Matthew Spangler, a professor of communication studies in the College of Social Sciences, and David Kahn, a professor and chair of the Department of TV, Radio, Film and Theatre in the College of Humanities and the Arts, will be leading a summer institute for K-12 teachers and graduate students at San Jose State in July, with a grant from the National Endowment for the Humanities (NEH).
“The Immigrant Experience in California through Literature and Theatre” will bring 25 teachers and graduate students working toward a career in K-12 teaching to SJSU where they will interact with professors from a multitude of disciplines as well as artists and authors who have explored the immigrant experience in their works. The teachers will explore the written pieces through performance activities and will perform a piece of their own creation by the end of the program.
“The institute combines immigration and performance, and that’s what I do with my scholarship,” said Spangler, who wrote Staging Intercultural Ireland: New Plays and Practitioner Perspectives (co-edited with Charlotte McIvor, Cork University Press, 2014).

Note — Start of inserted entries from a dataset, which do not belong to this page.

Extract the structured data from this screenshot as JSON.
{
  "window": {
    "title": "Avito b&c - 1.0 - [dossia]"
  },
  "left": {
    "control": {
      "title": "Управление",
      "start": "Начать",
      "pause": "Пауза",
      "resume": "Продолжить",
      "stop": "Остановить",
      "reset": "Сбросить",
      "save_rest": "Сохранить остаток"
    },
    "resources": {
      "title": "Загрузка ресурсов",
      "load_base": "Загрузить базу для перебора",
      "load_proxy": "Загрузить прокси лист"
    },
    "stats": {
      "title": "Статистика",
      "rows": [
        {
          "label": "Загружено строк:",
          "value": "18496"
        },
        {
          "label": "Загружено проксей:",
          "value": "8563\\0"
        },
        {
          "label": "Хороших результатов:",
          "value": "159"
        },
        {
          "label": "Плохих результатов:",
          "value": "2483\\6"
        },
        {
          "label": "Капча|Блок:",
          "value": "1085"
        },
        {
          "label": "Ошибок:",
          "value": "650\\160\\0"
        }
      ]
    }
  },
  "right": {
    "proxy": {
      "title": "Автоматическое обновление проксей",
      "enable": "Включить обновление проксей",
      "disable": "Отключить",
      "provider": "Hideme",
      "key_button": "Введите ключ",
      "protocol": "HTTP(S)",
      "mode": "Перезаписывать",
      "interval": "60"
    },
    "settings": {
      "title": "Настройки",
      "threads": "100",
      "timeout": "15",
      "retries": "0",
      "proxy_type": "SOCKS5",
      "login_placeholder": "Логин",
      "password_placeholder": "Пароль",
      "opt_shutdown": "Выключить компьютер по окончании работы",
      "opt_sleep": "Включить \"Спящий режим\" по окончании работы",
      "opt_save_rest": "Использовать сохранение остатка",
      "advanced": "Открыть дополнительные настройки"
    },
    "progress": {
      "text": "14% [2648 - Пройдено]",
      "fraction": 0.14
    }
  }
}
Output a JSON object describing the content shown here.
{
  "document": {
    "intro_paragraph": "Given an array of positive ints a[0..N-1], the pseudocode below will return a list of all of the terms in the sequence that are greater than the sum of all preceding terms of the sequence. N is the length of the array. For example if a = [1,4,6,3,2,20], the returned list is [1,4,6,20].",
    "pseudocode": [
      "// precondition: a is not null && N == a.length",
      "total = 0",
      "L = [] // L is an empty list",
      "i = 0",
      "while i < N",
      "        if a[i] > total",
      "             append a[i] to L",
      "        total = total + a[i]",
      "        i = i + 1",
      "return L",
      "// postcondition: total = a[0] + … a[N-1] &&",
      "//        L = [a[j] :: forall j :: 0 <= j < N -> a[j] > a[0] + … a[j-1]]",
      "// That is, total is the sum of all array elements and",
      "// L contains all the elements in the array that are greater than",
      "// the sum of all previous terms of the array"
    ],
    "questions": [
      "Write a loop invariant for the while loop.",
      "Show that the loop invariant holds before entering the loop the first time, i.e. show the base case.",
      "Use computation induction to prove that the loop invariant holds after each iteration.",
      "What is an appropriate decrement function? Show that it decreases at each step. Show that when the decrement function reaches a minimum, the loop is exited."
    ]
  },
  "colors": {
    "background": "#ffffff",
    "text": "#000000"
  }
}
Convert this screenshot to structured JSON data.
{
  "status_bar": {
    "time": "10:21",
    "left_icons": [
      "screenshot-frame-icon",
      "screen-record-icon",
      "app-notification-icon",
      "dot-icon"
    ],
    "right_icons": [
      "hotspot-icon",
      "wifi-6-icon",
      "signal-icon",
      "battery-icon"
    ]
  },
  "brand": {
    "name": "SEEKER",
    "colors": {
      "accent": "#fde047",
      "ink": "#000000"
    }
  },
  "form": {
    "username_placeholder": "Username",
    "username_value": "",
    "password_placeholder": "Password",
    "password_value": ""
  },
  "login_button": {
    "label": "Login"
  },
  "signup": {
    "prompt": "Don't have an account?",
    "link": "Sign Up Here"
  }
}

“The Immigrant Experience in California through Literature and Theatre” was offered at SJSU in 2014 through an NEH grant, with 150 teachers applying for the available slots. Guest faculty include Maxine Hong Kingston (author of The Woman Warrior) and Andrew Lam (author of Perfume Dreams: Reflections on the Vietnamese Diaspora), playwright and SJSU alumnus Luis Valdez, ’64 English (author of Zoot Suit and founder of El Teatro Campesino), and theatre artist Ping Chong (author of East West Quartet and creator of “Undesirable Elements” performance series). The program will discuss immigration in an historical context with curriculum around emigration from Mexico, China, Afghanistan and Vietnam to California.
Other SJSU faculty members who are involved in the summer institute include Glen Gendzel, an associate professor of history, and Persis Karim, an associate professor of English.
Spangler, who studied at Trinity College in Dublin and completed a dissertation on Irish author James Joyce, said he became interested in the influence of immigration on Irish arts when there was an influx of movement into the country between 1995 to 2008.
“Ireland has a long history of emigration and it doesn’t have a national mythology around immigration like we do in America,” Spangler said. “Immigration is turning that on its head and demanding Ireland rethink its national identity.”
In addition to his scholarship, Spangler has also adapted books for the stage, including Khaled Hosseini’s Kite Runner and T.C. Boyle’s Tortilla Curtain.
“The book has to be something I really like,” Spangler said, of working on an adaptation. “When you write a play, you spend a lot of time with it. It takes about a year to write it, then I look for a theatre that wants to produce it and then there’s the rehearsal time. It can be a two-to-three-year process so it has to be a story I really feel connected to and I want to share.”